'Arson for profit?' I commented, glancing up. 'Implicating the owner, Kenneth Sparkes, who may have accidentally been overcome by the fire he started? Based on what?'
'Is his the name of an arsonist or what?' Marino said. 'Gotta be guilty.' He inhaled deeply and with lust. 'And if that's the case, he got what he deserves. You know, you can take them off the street but can't take the street out of them.'
'Sparkes was not raised on the street,' I said. 'And by the way, he was a Rhodes scholar.'
'Road scholar and street sound like the same damn thing to me,' Marino went on. 'I remember when all the son of a bitch did was criticize the police through his newspaper chain. Everybody knew he was doing cocaine and women.

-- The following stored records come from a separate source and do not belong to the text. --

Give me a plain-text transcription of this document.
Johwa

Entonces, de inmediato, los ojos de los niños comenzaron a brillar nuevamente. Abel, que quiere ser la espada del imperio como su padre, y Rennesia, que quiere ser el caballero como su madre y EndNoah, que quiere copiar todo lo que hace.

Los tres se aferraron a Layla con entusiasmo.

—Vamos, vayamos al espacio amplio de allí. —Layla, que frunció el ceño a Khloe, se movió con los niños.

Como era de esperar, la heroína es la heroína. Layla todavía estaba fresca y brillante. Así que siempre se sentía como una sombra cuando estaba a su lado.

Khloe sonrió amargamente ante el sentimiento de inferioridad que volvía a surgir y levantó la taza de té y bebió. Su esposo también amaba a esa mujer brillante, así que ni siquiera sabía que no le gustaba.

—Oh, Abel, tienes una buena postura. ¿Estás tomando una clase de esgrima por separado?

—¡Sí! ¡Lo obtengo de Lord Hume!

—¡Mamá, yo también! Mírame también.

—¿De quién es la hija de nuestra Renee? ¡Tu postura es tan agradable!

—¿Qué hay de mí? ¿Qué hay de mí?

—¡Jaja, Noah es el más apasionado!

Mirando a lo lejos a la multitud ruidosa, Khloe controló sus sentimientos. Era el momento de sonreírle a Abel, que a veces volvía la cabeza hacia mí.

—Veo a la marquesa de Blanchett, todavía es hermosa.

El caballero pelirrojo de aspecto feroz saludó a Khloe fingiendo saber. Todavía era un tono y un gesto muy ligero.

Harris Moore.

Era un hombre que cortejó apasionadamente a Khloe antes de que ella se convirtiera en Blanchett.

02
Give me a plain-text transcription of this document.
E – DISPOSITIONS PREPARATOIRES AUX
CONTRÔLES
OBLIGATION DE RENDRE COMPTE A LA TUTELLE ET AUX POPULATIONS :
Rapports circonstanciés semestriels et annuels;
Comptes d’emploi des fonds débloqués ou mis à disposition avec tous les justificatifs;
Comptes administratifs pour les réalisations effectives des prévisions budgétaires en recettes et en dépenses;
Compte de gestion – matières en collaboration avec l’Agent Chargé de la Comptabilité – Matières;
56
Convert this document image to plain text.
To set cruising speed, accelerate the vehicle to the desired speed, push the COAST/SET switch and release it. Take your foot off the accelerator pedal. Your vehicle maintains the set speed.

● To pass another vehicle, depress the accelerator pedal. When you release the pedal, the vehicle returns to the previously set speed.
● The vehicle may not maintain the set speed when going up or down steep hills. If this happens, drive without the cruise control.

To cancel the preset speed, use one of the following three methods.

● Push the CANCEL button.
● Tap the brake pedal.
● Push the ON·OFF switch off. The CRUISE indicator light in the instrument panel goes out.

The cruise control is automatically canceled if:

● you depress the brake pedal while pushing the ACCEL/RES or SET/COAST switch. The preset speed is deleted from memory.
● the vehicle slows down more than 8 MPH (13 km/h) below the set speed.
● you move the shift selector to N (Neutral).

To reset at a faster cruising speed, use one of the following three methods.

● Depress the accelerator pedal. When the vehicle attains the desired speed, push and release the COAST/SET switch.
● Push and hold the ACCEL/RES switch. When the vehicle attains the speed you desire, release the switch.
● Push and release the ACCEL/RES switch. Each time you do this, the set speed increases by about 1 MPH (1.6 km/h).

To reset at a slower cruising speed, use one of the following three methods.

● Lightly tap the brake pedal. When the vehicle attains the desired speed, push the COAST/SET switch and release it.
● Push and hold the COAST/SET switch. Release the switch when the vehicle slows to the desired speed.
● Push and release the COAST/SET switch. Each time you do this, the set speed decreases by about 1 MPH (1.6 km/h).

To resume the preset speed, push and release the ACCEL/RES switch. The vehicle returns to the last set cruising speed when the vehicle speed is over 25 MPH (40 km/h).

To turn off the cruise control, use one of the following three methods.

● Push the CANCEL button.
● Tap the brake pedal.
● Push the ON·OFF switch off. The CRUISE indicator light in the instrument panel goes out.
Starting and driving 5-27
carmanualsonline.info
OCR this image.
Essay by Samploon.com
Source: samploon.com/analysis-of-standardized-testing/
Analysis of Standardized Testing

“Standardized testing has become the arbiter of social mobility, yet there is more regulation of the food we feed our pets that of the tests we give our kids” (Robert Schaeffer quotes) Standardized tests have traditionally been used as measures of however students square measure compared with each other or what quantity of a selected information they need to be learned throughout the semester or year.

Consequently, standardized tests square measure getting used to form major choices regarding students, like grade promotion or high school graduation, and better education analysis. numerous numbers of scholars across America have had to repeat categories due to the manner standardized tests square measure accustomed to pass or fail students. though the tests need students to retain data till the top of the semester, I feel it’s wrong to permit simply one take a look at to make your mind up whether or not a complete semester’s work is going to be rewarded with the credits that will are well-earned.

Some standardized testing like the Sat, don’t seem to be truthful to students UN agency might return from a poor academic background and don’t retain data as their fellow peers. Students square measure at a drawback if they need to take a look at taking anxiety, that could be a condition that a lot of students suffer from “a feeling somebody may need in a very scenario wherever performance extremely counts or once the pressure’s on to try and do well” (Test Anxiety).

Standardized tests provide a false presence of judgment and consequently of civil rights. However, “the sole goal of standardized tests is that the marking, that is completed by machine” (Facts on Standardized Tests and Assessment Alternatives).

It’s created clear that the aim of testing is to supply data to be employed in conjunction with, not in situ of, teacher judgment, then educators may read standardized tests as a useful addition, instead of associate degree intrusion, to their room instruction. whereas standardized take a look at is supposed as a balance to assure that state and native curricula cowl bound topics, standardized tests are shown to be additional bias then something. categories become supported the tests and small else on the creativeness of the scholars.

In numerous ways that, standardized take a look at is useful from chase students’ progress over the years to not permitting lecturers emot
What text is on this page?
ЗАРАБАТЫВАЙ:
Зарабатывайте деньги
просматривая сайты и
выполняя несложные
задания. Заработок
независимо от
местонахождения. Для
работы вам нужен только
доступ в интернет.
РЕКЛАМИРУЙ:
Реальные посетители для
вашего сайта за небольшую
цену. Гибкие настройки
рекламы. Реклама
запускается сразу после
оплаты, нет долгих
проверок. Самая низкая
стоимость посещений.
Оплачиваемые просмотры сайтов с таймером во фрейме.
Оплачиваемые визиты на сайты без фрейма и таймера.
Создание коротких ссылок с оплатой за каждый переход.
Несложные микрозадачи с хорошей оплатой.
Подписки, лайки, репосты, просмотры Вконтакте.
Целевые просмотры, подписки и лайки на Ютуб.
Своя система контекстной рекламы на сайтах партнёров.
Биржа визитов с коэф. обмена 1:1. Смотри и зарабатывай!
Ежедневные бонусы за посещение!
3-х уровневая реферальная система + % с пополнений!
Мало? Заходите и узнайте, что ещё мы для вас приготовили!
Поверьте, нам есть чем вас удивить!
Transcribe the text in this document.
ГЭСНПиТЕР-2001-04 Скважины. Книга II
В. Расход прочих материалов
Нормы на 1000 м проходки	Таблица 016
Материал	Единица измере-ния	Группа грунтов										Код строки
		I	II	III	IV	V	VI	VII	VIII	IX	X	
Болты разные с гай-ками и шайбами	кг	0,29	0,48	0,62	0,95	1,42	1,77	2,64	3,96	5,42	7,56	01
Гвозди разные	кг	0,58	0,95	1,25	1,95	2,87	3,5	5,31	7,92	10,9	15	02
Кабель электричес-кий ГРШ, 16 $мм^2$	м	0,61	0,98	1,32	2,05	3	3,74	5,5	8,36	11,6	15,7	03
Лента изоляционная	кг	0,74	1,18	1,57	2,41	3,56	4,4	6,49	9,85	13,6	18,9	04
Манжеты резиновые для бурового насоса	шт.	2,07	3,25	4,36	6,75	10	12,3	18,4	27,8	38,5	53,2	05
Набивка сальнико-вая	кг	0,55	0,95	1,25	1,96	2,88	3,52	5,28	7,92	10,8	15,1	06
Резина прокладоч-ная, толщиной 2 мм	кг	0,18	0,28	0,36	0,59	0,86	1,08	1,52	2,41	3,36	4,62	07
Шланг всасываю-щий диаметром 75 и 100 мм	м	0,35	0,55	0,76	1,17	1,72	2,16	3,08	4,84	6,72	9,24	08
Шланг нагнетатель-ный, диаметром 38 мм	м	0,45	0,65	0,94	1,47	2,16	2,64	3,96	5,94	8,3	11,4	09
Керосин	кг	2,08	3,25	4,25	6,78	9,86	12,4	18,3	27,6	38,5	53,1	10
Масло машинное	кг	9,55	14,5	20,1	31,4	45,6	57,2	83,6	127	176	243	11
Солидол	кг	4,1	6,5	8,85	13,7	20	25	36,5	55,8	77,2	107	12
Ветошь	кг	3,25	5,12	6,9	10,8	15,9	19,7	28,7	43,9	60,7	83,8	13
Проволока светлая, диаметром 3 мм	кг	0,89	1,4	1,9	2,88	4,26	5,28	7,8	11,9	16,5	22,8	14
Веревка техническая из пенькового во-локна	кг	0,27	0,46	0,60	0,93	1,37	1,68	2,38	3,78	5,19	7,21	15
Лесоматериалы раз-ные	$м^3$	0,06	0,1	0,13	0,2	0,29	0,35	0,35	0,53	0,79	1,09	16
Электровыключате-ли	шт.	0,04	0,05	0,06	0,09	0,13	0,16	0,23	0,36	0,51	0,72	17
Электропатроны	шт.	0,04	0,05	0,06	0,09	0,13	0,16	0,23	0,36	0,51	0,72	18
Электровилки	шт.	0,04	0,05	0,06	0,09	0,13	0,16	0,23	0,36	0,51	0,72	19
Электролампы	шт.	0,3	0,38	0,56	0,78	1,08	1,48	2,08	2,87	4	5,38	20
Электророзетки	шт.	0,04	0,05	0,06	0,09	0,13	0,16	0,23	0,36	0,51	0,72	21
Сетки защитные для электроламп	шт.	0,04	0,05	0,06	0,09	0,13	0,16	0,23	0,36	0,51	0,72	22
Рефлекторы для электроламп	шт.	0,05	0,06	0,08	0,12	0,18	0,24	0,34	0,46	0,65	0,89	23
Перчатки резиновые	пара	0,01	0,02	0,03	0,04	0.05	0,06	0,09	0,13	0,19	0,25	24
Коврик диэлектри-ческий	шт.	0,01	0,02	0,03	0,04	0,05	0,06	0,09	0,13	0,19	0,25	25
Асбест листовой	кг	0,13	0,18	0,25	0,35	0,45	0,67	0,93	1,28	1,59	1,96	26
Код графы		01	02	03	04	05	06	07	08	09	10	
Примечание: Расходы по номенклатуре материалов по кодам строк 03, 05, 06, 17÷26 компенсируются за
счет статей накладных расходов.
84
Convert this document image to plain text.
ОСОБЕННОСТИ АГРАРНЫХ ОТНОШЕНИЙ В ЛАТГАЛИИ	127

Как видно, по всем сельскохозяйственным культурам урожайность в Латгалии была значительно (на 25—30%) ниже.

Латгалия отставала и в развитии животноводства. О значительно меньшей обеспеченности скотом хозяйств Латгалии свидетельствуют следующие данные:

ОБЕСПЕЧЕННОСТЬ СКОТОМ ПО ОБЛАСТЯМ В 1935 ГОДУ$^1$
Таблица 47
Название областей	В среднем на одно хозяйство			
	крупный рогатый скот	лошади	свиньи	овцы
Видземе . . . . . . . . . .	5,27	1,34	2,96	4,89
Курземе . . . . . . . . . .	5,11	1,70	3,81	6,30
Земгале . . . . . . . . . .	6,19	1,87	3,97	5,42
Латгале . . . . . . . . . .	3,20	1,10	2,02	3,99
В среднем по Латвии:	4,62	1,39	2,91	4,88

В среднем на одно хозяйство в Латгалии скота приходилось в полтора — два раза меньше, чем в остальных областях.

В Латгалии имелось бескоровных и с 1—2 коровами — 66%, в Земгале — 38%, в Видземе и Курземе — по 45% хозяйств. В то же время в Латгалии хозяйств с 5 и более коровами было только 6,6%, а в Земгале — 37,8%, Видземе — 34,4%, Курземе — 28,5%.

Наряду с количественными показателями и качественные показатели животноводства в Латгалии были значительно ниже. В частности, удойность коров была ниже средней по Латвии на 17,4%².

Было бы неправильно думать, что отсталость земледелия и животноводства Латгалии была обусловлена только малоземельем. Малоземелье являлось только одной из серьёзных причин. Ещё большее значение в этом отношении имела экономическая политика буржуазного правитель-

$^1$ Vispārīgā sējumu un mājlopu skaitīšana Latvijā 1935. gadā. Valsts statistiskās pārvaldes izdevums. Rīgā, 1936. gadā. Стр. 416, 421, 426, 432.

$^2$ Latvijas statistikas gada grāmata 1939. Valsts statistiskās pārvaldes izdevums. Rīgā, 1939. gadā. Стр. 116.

But we couldn't prove it because nobody would come forward to help us out.'
'That's right, no one could prove it,' I said. 'And you can't assume someone is an arsonist because of his name or his editorial policy.'
'Well, it just so happens you're talking to the expert in weird-ass names and how they fit the squirrels who have them.' Marino poured more coffee as he smoked. 'Gore the coroner. Slaughter the serial killer. Childs the pedophile. Mr Bury buried his victims in cemeteries. Then we got Judges Gallow and Frye. Plus Freddie Gamble. He was running numbers out of his restaurant when he got whacked. Dr Faggart murdered five homosexual males. Stabbed their eyes out. You remember Crisp?' He looked at me. 'Struck by lightning. Blew his clothes all over the church parking lot and magnetized his belt buckle.'
I could not listen to all this so early in the morning and reached behind me to grab a headset so I could drown Marino out and monitor what was being said in the cockpit.
'I wouldn't want to get struck by lightning at no church and have everybody read something into it,' Marino went on.
He got more coffee, as if he did not have prostate and urinary troubles.